Remember when the now-retired Bob Lutz spilled the beans on GM’s plans to euthanize its current mediocre mid-size truck offerings in North America by 2012? According to new reports, The General is looking to stay in the segment with an all-new pickup design, with the trucks said to be a modern take on the size and style of the original S10 pickup of yore.
Within the past few years, sales and market share of the GMC Canyon and Chevy Colorado fraternal twins have taken an abrupt dive. Currently, sales of the GMC Canyon are off 28.5 percent from a year ago, while those of the Chevy Colorado are down 30.3 percent from the same time.

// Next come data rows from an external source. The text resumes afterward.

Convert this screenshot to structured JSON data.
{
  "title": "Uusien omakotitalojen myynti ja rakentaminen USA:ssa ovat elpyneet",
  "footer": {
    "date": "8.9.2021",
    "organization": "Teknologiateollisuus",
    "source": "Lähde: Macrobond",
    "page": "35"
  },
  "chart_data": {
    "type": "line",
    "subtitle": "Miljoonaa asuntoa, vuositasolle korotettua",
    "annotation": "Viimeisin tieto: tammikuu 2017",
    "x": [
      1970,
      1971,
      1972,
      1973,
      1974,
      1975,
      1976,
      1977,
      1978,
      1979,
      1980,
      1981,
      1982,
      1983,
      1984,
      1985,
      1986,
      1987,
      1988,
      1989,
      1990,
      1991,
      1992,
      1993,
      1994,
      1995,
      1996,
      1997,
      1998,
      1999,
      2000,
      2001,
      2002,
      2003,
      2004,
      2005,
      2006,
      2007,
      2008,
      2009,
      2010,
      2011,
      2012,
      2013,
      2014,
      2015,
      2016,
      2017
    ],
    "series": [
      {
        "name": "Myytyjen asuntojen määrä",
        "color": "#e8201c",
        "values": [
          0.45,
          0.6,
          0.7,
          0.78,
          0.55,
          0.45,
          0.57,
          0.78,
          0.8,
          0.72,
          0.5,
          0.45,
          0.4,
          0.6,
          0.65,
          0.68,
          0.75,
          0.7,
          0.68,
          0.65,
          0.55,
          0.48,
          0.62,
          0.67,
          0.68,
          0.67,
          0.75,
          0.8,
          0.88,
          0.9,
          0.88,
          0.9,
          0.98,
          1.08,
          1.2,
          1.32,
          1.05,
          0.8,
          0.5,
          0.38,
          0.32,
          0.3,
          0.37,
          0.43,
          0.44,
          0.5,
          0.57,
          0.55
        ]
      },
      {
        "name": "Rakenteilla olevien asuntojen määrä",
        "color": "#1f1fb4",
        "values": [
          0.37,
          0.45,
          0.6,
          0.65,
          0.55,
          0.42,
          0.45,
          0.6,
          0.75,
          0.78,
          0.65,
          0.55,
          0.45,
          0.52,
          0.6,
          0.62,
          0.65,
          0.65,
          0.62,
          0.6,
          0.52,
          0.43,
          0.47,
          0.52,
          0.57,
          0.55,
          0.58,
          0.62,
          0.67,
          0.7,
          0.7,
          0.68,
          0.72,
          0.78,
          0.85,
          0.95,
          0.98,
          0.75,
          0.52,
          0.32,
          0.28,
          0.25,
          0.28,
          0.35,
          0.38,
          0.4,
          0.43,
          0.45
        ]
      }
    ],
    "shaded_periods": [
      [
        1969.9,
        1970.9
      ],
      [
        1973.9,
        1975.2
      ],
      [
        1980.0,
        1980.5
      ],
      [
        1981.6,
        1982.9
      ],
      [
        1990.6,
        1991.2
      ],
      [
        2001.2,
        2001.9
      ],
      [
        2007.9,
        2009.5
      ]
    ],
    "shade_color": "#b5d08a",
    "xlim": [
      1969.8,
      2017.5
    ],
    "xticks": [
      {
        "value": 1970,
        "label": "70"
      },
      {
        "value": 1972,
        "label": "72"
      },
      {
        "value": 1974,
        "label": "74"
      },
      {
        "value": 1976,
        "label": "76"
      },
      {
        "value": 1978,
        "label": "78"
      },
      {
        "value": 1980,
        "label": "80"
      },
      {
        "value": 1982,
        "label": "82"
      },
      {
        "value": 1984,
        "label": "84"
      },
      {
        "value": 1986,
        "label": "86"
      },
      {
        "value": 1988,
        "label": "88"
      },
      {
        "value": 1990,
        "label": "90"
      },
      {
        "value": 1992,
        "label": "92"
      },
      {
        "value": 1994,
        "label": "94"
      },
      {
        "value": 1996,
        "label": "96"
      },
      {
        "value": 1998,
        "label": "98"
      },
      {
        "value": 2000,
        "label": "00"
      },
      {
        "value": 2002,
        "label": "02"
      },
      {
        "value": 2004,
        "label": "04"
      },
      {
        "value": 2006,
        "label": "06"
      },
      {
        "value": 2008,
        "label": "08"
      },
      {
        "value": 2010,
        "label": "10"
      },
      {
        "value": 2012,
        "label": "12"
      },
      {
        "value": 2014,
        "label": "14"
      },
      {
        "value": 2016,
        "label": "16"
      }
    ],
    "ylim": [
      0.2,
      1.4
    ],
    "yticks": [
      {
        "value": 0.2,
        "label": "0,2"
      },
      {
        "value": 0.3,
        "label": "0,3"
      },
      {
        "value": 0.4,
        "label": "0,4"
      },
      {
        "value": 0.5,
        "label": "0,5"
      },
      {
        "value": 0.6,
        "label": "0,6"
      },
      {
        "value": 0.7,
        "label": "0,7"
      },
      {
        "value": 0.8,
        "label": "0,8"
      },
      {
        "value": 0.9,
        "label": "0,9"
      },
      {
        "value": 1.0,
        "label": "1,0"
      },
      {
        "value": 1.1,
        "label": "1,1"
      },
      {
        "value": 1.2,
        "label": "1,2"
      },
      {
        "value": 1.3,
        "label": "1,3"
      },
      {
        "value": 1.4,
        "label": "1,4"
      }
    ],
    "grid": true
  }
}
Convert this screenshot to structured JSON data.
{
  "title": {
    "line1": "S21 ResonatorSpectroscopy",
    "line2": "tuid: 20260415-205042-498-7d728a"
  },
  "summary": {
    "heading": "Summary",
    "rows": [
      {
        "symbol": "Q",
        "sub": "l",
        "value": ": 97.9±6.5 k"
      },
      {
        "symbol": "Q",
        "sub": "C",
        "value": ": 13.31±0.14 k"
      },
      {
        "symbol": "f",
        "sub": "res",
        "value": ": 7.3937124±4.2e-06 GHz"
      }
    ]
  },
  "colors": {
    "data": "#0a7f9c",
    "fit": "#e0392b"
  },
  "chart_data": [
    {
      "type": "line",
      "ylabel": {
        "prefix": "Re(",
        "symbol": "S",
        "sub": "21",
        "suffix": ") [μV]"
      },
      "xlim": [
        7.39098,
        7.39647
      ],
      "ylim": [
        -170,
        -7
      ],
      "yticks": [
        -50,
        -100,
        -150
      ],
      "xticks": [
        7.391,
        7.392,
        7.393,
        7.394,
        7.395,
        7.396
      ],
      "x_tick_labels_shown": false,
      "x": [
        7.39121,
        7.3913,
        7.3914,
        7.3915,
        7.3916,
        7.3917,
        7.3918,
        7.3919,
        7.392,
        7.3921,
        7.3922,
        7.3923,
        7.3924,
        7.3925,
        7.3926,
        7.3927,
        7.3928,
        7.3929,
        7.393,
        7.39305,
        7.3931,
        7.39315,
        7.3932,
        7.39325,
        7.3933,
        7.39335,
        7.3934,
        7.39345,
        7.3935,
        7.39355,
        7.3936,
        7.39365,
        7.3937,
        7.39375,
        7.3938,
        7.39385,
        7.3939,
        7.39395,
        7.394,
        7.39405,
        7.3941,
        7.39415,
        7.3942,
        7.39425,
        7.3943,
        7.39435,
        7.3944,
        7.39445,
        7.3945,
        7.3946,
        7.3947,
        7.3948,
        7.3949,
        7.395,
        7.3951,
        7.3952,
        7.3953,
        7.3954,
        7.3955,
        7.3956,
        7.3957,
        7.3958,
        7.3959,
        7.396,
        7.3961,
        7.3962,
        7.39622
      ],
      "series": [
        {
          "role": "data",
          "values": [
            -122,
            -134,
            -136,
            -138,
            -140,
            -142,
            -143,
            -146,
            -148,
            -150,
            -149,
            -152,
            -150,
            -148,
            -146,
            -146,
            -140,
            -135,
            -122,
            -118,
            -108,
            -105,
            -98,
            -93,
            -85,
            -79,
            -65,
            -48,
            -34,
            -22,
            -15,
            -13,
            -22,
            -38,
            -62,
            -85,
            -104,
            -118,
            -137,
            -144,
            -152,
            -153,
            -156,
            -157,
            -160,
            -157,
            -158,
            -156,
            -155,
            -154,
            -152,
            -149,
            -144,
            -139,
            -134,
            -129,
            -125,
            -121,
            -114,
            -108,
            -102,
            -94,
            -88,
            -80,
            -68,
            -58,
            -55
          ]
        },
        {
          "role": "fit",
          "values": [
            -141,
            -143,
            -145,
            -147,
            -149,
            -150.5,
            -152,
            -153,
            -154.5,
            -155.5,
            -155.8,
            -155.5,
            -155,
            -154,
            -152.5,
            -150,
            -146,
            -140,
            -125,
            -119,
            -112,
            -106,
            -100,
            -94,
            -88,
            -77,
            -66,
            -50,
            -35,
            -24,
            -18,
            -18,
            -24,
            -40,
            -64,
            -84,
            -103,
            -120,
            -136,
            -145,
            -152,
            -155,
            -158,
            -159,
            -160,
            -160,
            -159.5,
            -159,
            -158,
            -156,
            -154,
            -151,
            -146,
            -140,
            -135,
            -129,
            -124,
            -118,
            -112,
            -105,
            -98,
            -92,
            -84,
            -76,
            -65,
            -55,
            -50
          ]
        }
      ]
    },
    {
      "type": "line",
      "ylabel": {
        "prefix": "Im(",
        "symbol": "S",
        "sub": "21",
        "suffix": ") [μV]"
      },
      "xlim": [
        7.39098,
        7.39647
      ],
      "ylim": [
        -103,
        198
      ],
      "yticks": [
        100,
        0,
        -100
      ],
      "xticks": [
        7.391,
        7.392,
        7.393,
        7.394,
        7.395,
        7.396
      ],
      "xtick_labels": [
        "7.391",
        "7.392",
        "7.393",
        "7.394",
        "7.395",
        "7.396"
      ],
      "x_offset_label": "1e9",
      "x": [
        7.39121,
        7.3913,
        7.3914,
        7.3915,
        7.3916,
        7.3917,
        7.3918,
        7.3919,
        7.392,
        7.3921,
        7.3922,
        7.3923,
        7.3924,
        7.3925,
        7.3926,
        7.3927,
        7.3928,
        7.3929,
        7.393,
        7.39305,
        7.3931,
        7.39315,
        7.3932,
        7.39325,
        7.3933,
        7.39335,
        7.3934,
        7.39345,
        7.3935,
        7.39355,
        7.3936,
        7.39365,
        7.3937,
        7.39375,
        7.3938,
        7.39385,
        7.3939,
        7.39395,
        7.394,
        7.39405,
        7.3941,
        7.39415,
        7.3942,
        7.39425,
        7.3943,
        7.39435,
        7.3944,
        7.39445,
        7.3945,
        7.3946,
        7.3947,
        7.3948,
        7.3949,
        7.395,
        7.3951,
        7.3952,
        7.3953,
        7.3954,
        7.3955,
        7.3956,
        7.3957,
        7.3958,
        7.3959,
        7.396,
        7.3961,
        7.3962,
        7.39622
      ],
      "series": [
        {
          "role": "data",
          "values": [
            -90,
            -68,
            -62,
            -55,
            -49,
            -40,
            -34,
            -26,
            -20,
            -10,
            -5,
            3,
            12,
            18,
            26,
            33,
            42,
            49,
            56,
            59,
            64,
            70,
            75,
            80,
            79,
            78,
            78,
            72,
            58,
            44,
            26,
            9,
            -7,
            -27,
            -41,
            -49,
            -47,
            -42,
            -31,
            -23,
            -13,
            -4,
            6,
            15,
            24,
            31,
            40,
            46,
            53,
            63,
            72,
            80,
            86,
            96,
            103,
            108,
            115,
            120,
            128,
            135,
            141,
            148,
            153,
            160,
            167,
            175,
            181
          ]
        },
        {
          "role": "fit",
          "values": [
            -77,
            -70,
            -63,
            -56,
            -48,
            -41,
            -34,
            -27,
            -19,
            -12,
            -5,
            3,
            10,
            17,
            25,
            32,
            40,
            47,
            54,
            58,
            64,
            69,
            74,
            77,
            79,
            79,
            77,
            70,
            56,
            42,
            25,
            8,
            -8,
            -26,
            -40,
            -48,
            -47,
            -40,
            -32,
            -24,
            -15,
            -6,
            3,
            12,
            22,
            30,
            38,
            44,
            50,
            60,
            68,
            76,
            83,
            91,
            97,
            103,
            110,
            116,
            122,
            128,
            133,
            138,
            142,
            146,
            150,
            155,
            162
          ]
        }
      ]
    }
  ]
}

Their market share has been swallowed by today’s two biggest players in the segment: the domestic gray-haired Ford Ranger and the 100,000 unit-per-year juggernaut that is the Toyota Tacoma.
As it stands right now, Ford looks to do away with the storied Ranger and the Tacoma seems to be too large and expensive for the segment, even though it’s selling in good quantities. Interestingly, even full-size pickups have taken a share of the midsize and compact segments due to the proximity in price of a decently-contended mid-size pick-up compared to a base full-size half-ton. In fact, just 87,985 small and mid-level trucks have been sold in 2010 as of April. Current market conditions offer a perfect opportunity for a brand such as Chevy and/or GMC to enter the fray and change the game with a standout offering.
A few items that will make GM’s future midsize truck endeavor a success include a fuel economy that’s superior to and a sticker price that’s significantly less than its full-size offerings. Oh, and the North American version is also said to be different than the next-generation Colorado that will be built in Thailand and sold globally (save for North America). This makes us wonder whether the new small pickups will be truck- or car-based. In this case, it looks like only time will tell.